The automotive industry made just over 85,000 cars last month, a 58.5 per cent increase on December 2008 and the largest such rise since 1976, the Society of Motor Manufacturers and Traders (SMMT) said.

The rise suggests car-makers have begun to benefit from the economic recovery analysts believe started in the final quarter of last year, as well as from rising demand in countries to which British manufacturers export.
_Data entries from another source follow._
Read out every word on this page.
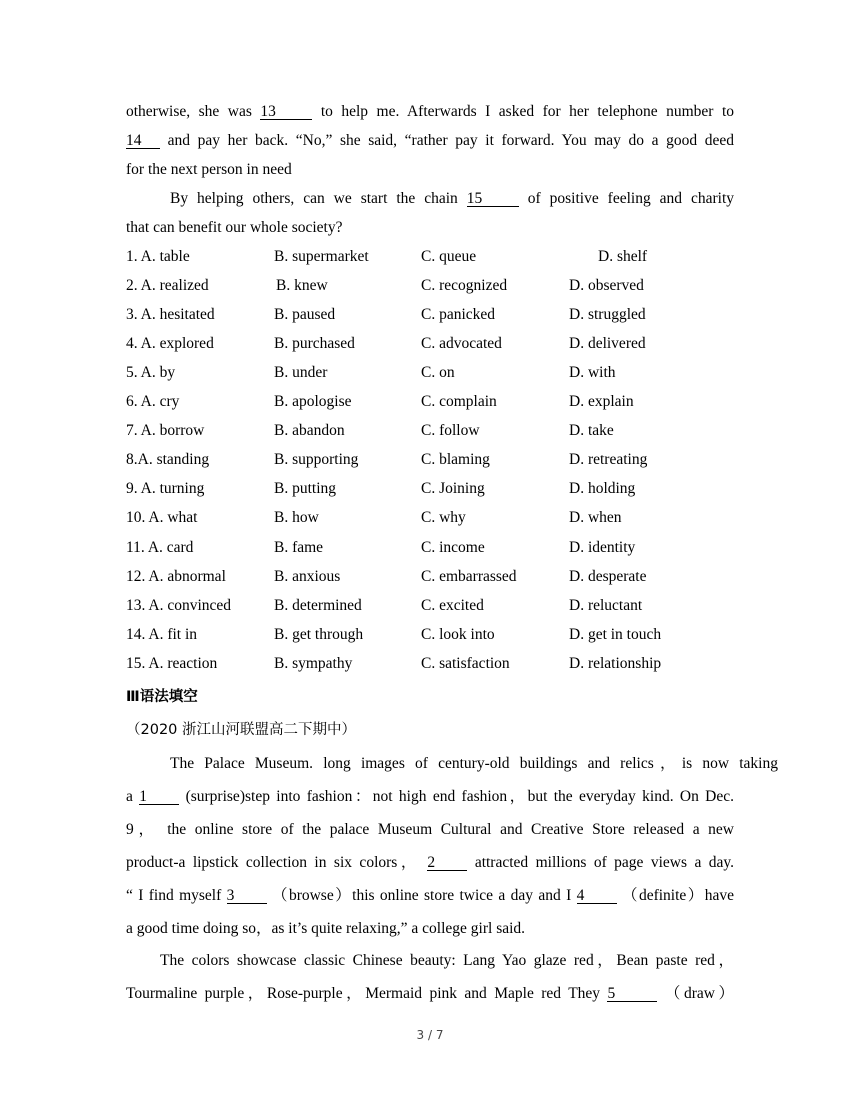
otherwise, she was 13	to help me. Afterwards I asked for her telephone number to
14 and pay her back. “No,” she said, “rather pay it forward. You may do a good deed
for the next person in need
By helping others, can we start the chain 15	of positive feeling and charity
that can benefit our whole society?
1. A. table	B. supermarket	C. queue	D. shelf
2. A. realized	B. knew	C. recognized	D. observed
3. A. hesitated	B. paused	C. panicked	D. struggled
4. A. explored	B. purchased	C. advocated	D. delivered
5. A. by	B. under	C. on	D. with
6. A. cry	B. apologise	C. complain	D. explain
7. A. borrow	B. abandon	C. follow	D. take
8.A. standing	B. supporting	C. blaming	D. retreating
9. A. turning	B. putting	C. Joining	D. holding
10. A. what	B. how	C. why	D. when
11. A. card	B. fame	C. income	D. identity
12. A. abnormal	B. anxious	C. embarrassed	D. desperate
13. A. convinced	B. determined	C. excited	D. reluctant
14. A. fit in	B. get through	C. look into	D. get in touch
15. A. reaction	B. sympathy	C. satisfaction	D. relationship
Ⅲ语法填空
（2020 浙江山河联盟高二下期中）
The Palace Museum. long images of century-old buildings and relics，is now taking
a 1 (surprise)step into fashion：not high end fashion，but the everyday kind. On Dec.
9， the online store of the palace Museum Cultural and Creative Store released a new
product-a lipstick collection in six colors， 2	attracted millions of page views a day.
“ I find myself 3 （browse）this online store twice a day and I 4 （definite）have
a good time doing so，as it’s quite relaxing,” a college girl said.
The colors showcase classic Chinese beauty: Lang Yao glaze red，Bean paste red，
Tourmaline purple，Rose-purple，Mermaid pink and Maple red They 5	（draw）
3 / 7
The scale of the increase may also be linked to rising demand from Britons aware that the UK's £300m scrappage incentive scheme is drawing to a close. Under the scheme, motorists trading in older vehicles for new models get a £2,000 of discounts on their purchase, but the Government has recently begun rationing the amount of money available for scrappage, and there is now only £100m left in the kitty. Despite last month's more encouraging results, however, the total production figures for 2009 paint a stark picture of the motor industry's woes.

Total car production was down by 31 per cent over the year as a whole, while production of commercial vehicles was down by 55 per cent.

Makers are also concerned about the outlook for the year ahead, when scrappage comes to an end. While Britain's economy seems to be on the road to recovery, pressures on consumer spending from tax increases, wage restraint and interest rate rises are likely to reduce demand.

Paul Everitt, chief executive of the SMMT, said: "Car and commercial vehicle production remain well below pre-recession levels and it is essential that there continues to be a focus on creating more and better-priced finance for business and consumers."